State Treasurers Roll Out Mutual Fund Disclosure Proposal

January 16, 2004 ( - Mutual fund companies looking to do business with California, North Carolina or New York will have to adhere to strict new principles of disclosure.

California Treasurer Phil Angelides, New York Comptroller Alan Hevesi and North Carolina Treasurer Richard Moore unveiled their Mutual Fund Protection principles at a news conference yesterday.   New York State Attorney General Eliot Spitzer joined the three in calling for reform, according to a news release.

The principles outlined by the trio of treasurers would apply to all mutual funds hired by the three states and their public pension funds to handle retirement plan assets.  “Our message today is simple and clear: if you are a mutual fund that wishes to do business with [California, New York or North Carolina], we expect you to adhere to the highest standards of disclosure and business practices,” Angelides said in a news release. “We are committed to rooting out the bad actors and fraudulent practices that have shaken the mutual fund markets and have harmed millions of families who have placed their savings in mutual funds.

In the manifesto, the states outline the principles they want investment companies to adhere to continue doing business with the states.   Significantly, the states want funds to provide shareholders with at least an annual, customized statement of the charges, expressed in dollars, for management and other expenses they have paid to a fund. The states also want fund boards to have to reveal the rationale behind a fund’s fee structure, and they want to make sure that if funds disclose their portfolio holdings to a third-party, that the same information be made public.

The mutual fund industry has opposed personalized breakdowns as too difficult to develop, and the US Securities and Exchange Commission (SEC) has not pursued them.   Further, the SEC has not yet addressed the other two main issues of the principles , although the commission is proposing requiring quarterly disclosure of portfolios.

To this, the three treasurers say once again they are leading the pack.   “we moved first and we are still waiting for the SEC to catch up to us. We want to make sure we keep the pressure on,” Angelides said.  

Leading the charge is not an unusual position for Angelides, who has long sought to prod the California’s public pension funds into adopting reform policies (SeeA Call to Action). In March 2003, for example, he unveiled a plan to combine the resources of the two funds to create an office charged with pushing aggressive corporate and market reforms to deal with scandals that have socked investors with huge losses (See Angelides Posits Purse Power ).

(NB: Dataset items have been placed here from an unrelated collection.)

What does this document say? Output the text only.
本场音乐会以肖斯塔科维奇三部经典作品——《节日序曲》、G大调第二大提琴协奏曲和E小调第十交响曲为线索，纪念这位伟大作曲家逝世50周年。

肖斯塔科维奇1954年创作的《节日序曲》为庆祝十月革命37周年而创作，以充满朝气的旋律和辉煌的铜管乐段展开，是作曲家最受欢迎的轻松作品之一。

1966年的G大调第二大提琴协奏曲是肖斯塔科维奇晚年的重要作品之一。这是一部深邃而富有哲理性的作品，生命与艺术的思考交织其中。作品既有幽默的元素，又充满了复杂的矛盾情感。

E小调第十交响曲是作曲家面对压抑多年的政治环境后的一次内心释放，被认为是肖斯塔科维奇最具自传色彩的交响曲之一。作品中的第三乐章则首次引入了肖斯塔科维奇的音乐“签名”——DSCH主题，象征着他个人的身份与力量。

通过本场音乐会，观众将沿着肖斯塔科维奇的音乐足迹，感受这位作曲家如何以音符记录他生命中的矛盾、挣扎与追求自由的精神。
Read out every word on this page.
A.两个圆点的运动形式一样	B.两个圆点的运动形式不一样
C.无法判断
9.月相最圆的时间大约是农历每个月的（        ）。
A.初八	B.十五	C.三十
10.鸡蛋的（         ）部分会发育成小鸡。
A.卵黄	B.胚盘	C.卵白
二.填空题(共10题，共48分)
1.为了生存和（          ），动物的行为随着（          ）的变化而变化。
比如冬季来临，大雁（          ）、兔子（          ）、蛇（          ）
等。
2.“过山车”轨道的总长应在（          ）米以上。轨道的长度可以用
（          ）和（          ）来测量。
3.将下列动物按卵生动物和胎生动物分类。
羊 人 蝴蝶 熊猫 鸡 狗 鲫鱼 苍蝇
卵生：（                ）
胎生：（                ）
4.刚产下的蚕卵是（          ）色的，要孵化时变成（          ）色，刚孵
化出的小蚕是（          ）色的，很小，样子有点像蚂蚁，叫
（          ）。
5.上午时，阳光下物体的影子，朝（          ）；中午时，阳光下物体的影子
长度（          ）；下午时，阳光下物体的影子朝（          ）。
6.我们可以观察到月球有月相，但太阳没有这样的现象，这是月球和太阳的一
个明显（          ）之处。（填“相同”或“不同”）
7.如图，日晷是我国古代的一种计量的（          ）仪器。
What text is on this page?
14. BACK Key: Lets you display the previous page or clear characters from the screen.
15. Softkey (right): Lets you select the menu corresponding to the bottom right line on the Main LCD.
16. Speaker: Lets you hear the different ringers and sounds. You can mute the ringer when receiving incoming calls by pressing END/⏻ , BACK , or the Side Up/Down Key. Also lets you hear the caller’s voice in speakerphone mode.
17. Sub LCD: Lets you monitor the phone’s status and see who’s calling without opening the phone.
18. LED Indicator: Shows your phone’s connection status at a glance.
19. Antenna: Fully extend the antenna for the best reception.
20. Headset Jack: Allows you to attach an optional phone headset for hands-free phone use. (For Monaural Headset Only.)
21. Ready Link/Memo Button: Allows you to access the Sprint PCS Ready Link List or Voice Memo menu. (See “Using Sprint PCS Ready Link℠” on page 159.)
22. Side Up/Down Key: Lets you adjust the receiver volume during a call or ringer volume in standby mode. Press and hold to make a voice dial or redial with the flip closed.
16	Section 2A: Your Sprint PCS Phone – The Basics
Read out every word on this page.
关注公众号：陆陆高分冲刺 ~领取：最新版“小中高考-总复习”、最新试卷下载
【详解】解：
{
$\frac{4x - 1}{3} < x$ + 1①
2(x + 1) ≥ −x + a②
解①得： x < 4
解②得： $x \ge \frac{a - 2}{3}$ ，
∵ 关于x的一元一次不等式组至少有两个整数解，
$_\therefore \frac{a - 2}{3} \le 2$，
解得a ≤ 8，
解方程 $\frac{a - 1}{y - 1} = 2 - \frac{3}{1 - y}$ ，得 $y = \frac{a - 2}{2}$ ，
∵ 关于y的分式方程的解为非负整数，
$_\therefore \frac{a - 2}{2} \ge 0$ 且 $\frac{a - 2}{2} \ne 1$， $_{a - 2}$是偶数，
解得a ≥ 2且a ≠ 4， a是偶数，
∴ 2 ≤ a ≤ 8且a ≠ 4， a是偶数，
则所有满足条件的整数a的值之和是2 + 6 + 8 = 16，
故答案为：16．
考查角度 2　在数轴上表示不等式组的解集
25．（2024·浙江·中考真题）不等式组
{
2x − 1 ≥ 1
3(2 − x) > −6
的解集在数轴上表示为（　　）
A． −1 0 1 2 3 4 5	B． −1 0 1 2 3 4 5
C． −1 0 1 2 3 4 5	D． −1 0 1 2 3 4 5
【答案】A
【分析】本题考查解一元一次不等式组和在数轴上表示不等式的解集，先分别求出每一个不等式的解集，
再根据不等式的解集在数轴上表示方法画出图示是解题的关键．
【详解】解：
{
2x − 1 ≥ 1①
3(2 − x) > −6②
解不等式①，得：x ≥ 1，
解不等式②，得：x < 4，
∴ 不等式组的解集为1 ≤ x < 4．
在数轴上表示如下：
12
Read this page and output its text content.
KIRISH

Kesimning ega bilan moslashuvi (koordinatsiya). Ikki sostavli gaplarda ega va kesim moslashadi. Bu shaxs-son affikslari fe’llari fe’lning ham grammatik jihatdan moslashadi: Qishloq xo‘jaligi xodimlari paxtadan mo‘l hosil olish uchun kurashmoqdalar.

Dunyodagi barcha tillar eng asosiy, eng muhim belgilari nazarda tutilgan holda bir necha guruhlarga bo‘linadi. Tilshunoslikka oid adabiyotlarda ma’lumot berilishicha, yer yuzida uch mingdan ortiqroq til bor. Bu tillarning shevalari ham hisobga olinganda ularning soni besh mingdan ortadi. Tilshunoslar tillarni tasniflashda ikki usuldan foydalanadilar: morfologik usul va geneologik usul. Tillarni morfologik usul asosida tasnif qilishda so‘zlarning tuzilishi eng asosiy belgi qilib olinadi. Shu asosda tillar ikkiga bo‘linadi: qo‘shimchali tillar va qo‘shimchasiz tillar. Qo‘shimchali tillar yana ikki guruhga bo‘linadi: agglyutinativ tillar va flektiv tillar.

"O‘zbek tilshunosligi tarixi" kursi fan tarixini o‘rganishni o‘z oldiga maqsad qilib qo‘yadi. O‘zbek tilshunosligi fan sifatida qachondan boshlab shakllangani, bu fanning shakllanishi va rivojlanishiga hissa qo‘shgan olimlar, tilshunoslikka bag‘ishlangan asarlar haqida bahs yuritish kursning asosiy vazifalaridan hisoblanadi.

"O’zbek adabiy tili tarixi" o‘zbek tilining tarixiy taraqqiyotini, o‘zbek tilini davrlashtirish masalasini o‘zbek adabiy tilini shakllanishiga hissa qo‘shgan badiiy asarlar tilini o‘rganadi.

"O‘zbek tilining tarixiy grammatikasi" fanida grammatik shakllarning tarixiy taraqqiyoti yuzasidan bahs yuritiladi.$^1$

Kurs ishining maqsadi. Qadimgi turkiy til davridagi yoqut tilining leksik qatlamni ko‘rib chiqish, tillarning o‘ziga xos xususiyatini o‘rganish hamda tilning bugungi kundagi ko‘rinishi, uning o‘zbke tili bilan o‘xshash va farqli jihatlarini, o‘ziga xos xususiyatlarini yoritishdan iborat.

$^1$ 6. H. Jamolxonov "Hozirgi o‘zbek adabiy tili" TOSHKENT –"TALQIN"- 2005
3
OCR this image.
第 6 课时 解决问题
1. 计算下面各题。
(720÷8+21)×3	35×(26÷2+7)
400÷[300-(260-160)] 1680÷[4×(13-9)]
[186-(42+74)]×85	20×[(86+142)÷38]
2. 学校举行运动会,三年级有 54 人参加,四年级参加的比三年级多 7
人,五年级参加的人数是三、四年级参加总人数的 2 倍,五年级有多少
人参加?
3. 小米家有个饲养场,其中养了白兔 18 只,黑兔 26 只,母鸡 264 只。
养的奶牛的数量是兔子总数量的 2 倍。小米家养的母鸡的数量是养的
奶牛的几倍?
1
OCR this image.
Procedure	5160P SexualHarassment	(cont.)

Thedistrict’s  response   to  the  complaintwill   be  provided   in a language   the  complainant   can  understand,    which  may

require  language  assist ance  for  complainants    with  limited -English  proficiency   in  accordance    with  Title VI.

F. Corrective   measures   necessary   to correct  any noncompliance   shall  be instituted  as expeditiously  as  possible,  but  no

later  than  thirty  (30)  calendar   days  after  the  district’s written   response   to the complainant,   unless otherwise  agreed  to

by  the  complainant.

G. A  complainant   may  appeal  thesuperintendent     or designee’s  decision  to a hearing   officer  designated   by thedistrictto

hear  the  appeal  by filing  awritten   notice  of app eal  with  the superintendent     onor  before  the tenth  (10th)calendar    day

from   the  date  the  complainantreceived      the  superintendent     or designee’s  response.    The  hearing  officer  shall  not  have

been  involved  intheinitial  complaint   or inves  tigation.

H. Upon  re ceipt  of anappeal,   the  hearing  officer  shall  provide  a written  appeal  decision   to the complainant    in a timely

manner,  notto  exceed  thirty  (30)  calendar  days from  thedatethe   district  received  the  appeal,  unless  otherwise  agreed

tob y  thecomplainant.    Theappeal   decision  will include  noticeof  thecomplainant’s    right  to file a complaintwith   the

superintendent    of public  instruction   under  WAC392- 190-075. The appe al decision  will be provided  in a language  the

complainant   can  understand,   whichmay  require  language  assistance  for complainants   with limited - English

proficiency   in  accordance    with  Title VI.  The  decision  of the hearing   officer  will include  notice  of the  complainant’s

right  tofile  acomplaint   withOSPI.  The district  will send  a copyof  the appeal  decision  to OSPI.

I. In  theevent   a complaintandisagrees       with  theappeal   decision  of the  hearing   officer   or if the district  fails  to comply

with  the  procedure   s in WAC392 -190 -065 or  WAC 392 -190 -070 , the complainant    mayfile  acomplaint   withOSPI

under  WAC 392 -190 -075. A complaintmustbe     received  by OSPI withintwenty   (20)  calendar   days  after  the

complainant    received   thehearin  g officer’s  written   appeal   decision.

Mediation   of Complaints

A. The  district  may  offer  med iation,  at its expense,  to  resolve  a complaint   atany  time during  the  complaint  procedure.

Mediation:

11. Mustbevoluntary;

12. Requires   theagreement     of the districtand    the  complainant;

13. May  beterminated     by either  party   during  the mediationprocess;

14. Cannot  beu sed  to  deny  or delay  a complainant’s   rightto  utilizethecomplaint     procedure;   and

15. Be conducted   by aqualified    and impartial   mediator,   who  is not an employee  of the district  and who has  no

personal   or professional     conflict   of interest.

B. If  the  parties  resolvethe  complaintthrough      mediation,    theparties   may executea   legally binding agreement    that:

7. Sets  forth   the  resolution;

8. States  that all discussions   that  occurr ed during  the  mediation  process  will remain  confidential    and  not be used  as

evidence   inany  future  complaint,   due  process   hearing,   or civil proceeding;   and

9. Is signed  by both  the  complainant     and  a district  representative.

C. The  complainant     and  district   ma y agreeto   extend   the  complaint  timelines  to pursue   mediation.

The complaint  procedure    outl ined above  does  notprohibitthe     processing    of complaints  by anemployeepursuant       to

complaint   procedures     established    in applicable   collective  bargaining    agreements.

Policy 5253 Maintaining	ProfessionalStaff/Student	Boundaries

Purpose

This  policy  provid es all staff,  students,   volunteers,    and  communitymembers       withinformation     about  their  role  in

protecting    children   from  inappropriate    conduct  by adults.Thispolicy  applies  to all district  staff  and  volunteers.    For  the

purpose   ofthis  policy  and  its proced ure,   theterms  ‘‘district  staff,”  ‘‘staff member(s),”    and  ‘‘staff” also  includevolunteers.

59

The three state treasurers carry a significant amount of financial clout.   Moore is the sole trustee of the North Carolina Public Employees Retirement System, with assets of more than $60 billion, and is responsible for the nation’s largest public 401(k) plan with $2.3 billion in assets. Hevesi is the sole trustee of the New York State Common Retirement Fund, the nation’s second largest public pension fund with assets of $106 billion.   Angelides sits on the board of the California Public Employees’ Retirement System (CalPERS) and the California State Teachers’ Retirement System (CalSTRS) – the nation’s first and third largest public pension funds, respectively – with combined assets of $250 billion.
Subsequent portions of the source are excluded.